A Trinitarian Creed: Affirming Relational Freedom and Resonance with Divine Love

by Peter Stork

I believe in the Triune God as the living ground of all existence and being—Father, Son, and Spirit in eternal communion of self-giving, self-receiving, and mutual delight. Divine being is not a corporeal entity but a spiritual–relational plenitude, from whose infinite communion creation flows. The universe is therefore neither a necessity nor an assembly of ready-made creatures, but a self-creating and unfinished universe —the ecstasy of divine processual love and freedom —unfolding in fundamental relationality at all levels and scales toward greater complexity and novelty.

I hold that creation participates in God’s relational life, not as a closed system but as an open field of becoming. In granting existence, God also grants freedom—the capacity of built-in creativity to explore all realisable potentialities. Such freedom is both gift and risk: for genuine participation in divine creativity entails the possibility of deviation, distortion, and dissonance. Contrariness arises not as a rival principle to God’s goodness but as the shadow cast by love’s spaciousness, the inevitable cost of a creation allowed to be truly other.

I confess Jesus Christ as the incarnate expression of divine relational fidelity and wisdom. In him, the eternal Word enters the world’s fractured field and bears its contrariness into renewed communion. The cross is not divine punishment but divine participation in and solidarity with the created world. His suffering is the moment where dissonance is neither denied nor destroyed but transfigured into a deeper resonance.
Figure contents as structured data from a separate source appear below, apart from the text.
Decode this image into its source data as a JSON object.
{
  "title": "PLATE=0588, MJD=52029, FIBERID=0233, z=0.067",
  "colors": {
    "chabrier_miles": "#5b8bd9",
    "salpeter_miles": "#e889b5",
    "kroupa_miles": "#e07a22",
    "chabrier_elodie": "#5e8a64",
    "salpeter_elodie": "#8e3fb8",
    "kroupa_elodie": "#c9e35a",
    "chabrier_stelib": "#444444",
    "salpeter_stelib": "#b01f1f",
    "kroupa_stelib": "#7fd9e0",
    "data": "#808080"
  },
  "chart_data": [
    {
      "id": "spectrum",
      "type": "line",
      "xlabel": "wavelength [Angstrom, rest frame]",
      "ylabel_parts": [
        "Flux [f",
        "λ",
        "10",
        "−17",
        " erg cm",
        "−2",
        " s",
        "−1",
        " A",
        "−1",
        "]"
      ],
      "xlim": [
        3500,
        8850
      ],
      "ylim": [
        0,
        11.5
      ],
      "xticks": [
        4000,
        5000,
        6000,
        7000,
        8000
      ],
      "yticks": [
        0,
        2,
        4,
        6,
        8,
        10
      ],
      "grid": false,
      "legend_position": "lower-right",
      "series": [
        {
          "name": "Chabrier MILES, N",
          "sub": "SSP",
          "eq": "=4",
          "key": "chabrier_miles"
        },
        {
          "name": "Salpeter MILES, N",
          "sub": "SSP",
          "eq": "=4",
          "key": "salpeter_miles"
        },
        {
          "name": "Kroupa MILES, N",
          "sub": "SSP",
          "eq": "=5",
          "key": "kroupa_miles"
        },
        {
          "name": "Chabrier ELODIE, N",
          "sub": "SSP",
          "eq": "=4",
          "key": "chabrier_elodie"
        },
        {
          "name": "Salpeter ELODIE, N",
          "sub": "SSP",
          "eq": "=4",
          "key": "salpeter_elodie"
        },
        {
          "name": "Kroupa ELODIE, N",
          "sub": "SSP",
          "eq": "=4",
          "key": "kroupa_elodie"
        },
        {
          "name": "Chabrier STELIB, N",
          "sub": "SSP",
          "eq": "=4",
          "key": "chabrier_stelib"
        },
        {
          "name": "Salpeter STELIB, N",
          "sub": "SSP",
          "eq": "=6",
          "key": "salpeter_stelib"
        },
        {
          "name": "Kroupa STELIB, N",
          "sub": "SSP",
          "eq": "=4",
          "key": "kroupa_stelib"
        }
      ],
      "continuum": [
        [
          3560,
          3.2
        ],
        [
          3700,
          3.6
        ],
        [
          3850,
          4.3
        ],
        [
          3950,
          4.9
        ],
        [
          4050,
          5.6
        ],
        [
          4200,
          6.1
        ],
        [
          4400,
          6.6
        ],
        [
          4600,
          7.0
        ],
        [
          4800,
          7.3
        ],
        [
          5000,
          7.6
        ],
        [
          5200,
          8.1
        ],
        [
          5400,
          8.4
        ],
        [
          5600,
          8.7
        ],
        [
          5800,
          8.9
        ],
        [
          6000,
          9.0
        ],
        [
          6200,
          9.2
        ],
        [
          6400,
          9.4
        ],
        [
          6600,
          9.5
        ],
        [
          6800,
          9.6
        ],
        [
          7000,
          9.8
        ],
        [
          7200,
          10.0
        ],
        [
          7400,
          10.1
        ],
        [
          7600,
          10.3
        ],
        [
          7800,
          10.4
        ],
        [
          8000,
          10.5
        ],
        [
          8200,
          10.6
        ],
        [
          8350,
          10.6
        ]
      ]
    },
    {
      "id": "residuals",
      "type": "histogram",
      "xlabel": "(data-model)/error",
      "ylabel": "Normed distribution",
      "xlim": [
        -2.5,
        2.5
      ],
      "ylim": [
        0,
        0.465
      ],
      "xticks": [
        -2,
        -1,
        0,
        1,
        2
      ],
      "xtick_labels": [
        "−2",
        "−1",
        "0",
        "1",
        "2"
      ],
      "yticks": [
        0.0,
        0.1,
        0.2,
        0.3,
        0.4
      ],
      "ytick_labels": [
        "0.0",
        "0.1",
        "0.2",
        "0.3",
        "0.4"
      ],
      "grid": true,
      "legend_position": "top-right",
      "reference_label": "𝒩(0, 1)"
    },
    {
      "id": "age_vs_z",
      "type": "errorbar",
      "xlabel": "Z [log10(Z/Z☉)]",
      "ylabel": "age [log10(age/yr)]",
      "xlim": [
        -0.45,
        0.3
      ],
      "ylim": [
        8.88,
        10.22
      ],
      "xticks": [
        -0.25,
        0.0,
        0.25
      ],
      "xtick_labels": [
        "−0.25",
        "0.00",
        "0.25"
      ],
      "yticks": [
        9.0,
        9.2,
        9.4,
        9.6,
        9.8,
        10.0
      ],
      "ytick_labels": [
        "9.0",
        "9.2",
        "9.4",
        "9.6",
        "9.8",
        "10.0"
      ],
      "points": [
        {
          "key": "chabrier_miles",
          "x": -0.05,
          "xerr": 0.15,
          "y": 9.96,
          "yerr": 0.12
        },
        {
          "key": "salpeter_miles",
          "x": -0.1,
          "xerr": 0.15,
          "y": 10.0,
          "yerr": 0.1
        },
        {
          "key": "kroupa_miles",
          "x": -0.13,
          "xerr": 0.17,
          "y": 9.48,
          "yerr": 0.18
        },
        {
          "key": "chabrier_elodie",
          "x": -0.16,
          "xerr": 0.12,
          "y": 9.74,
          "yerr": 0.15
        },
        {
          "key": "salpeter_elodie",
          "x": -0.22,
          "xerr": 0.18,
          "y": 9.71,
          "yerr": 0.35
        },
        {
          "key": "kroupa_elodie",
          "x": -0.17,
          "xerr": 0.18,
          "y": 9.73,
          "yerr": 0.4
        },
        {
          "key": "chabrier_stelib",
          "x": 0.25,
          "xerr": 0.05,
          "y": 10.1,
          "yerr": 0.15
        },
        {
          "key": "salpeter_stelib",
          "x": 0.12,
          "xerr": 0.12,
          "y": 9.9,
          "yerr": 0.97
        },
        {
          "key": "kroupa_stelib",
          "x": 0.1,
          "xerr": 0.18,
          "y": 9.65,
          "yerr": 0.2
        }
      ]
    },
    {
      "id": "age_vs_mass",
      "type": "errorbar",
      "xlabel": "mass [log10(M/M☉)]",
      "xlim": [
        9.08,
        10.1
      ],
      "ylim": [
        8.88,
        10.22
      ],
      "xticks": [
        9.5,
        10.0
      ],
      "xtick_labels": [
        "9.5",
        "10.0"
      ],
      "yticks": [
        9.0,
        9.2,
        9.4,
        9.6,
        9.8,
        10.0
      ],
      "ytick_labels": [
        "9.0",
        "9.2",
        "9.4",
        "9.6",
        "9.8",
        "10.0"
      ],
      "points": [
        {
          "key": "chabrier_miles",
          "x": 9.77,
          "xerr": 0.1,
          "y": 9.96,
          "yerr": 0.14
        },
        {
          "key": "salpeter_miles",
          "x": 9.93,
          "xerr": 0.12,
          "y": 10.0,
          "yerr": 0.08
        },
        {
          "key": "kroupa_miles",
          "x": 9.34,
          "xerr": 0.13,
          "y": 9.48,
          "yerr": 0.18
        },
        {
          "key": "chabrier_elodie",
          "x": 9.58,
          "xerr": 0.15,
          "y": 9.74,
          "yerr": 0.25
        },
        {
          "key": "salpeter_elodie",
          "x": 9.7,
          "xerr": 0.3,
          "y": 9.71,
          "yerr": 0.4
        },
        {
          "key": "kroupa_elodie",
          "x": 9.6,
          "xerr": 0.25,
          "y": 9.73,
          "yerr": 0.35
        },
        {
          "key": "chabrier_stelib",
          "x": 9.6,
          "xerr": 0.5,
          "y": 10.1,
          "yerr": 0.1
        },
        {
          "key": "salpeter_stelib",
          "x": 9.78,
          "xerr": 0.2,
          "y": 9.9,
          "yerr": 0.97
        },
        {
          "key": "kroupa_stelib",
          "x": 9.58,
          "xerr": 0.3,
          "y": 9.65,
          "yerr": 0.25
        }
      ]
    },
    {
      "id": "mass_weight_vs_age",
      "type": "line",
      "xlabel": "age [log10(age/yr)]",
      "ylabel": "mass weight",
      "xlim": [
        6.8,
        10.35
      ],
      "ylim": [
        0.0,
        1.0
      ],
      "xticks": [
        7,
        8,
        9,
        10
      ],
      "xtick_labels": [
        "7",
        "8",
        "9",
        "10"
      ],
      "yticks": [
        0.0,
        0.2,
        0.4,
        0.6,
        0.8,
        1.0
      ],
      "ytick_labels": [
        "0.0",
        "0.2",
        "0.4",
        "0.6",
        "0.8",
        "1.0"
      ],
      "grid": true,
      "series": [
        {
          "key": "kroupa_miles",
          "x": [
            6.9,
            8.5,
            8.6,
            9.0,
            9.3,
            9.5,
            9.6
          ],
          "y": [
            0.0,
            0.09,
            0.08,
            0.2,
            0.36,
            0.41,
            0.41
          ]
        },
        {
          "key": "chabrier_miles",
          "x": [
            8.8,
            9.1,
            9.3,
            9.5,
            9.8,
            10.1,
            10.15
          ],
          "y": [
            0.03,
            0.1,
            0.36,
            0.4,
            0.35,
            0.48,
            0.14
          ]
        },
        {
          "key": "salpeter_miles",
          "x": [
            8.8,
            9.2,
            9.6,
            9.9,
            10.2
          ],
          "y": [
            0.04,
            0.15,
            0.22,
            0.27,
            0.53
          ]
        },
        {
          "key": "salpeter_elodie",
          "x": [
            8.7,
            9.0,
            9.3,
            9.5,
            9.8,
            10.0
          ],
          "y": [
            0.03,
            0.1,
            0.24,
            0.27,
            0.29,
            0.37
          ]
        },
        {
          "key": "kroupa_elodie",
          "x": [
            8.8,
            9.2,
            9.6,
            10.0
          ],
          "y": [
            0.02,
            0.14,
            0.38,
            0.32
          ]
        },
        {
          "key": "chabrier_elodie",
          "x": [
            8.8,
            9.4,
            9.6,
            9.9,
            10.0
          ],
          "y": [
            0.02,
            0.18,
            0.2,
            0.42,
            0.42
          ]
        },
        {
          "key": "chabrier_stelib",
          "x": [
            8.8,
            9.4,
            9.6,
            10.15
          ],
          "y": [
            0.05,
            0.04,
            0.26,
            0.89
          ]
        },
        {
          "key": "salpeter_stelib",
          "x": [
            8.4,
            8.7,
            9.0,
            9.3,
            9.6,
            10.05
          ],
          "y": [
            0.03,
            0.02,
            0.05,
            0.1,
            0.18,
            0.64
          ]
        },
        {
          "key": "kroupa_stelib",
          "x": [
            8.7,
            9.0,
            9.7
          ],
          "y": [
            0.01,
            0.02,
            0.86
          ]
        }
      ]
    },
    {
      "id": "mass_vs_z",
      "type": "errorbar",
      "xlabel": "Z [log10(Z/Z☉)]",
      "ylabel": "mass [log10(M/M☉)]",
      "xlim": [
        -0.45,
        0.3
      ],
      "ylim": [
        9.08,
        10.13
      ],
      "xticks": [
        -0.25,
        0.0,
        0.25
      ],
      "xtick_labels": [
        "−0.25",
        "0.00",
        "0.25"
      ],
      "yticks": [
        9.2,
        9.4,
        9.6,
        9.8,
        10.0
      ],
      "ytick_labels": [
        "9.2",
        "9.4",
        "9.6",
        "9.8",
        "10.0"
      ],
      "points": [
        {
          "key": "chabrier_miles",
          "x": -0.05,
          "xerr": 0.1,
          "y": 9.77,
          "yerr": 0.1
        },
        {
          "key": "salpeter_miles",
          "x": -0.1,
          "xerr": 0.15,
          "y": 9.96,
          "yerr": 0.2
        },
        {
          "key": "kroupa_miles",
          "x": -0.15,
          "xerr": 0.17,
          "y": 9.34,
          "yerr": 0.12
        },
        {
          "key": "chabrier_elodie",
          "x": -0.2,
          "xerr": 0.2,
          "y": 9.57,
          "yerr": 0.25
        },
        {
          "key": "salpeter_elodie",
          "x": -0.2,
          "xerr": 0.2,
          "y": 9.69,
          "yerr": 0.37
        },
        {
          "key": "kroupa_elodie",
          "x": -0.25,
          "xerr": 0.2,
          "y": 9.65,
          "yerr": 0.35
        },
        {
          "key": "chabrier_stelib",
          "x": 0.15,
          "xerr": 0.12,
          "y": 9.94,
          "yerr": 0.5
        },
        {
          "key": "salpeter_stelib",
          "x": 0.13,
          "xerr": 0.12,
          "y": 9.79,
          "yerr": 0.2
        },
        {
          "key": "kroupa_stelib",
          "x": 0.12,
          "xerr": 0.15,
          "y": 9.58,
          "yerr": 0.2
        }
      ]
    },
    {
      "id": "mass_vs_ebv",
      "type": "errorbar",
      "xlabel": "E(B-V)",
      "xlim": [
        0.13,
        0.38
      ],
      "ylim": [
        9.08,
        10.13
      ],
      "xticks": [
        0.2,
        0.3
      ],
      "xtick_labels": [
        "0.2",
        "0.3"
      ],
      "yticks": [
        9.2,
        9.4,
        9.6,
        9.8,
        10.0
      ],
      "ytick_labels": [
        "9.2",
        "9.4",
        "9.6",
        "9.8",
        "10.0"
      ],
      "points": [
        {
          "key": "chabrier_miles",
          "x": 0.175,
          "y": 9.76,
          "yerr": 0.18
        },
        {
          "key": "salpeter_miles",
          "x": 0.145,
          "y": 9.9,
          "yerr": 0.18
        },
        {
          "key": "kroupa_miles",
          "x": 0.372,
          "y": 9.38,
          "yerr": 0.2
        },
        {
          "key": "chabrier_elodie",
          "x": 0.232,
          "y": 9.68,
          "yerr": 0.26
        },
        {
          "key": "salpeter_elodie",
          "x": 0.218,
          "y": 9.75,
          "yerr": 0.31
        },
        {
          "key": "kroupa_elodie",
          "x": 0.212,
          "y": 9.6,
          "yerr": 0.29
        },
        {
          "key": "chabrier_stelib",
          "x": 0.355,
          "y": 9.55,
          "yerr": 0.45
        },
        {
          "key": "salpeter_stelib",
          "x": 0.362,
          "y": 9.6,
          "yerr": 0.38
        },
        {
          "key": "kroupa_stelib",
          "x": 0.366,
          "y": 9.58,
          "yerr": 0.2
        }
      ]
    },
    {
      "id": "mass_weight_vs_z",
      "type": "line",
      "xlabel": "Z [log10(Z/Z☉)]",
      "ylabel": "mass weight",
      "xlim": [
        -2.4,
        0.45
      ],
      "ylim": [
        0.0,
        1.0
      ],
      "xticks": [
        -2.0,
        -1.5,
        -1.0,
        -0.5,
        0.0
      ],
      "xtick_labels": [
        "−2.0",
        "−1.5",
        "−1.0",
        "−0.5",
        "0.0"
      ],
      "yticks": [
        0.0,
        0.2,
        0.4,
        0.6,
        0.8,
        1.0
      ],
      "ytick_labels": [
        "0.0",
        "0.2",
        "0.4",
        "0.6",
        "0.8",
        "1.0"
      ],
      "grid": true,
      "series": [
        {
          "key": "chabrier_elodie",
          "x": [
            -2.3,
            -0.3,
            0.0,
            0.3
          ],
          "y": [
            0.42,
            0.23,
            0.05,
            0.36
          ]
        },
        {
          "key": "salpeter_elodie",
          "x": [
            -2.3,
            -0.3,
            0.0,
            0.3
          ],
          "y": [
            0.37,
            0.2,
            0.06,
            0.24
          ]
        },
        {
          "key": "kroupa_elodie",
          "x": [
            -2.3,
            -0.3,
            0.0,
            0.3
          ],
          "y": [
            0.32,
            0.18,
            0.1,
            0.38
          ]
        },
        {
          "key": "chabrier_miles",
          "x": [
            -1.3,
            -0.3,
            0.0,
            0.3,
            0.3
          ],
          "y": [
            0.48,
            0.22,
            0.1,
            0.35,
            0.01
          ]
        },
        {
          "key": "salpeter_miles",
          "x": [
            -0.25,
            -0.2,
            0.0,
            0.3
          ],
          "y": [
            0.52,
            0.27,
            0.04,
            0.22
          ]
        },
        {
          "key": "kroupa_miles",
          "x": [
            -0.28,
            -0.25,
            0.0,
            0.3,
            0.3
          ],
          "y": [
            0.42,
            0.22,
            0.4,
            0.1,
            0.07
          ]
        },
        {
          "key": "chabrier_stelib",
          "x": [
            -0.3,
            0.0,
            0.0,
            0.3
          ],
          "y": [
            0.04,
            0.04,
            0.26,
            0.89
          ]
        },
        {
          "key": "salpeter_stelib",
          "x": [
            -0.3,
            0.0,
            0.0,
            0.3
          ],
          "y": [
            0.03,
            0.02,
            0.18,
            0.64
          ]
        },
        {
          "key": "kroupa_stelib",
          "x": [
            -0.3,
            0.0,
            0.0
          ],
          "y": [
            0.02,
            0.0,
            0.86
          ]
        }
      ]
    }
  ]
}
Hence, the resurrection affirms once more creation’s openness to God, whereby freedom is not revoked but fulfilled in theotic-relational coherence.

I affirm the Holy Spirit as the dynamic presence of divine relationality pervading all processes of becoming. The Spirit sustains the world’s freedom while guiding it toward consonance, working within even the most chaotic systems to quicken possibility, empathy, and response. Every act of resonance—physical, biological, moral, or spiritual—is a trace of the Spirit’s harmonising activity within creation’s freedom.

Human beings, as self-reflective participants in this open cosmos, embody creation’s capacity for resonance as co-creators and as resistance. Sin is thus the wilful constriction of relational openness, when freedom freezes into self-enclosure. Yet divine fidelity abides: God continues to draw creation toward the fullness of communion, where freedom and love will be one.

I hold that the ultimate destiny of creation is not absorption nor annihilation but the consummation of all potentialities in the triune life of God—when all that responds to the divine frequency shall find its home, while redeeming love will transform every discord into a contribution to the fulfilment of the final harmony of divine and creaturely freedom.

Bio Peter Stork is retired Geo-scientist and theologian, an Emeritus Faculty and former Research Fellow of the Australian Catholic University, Canberra, and a Fellow of ISCAST, Australia. Author of Cosmos and Revelation: Reimagining God’s Creation in the Age of Science (2021).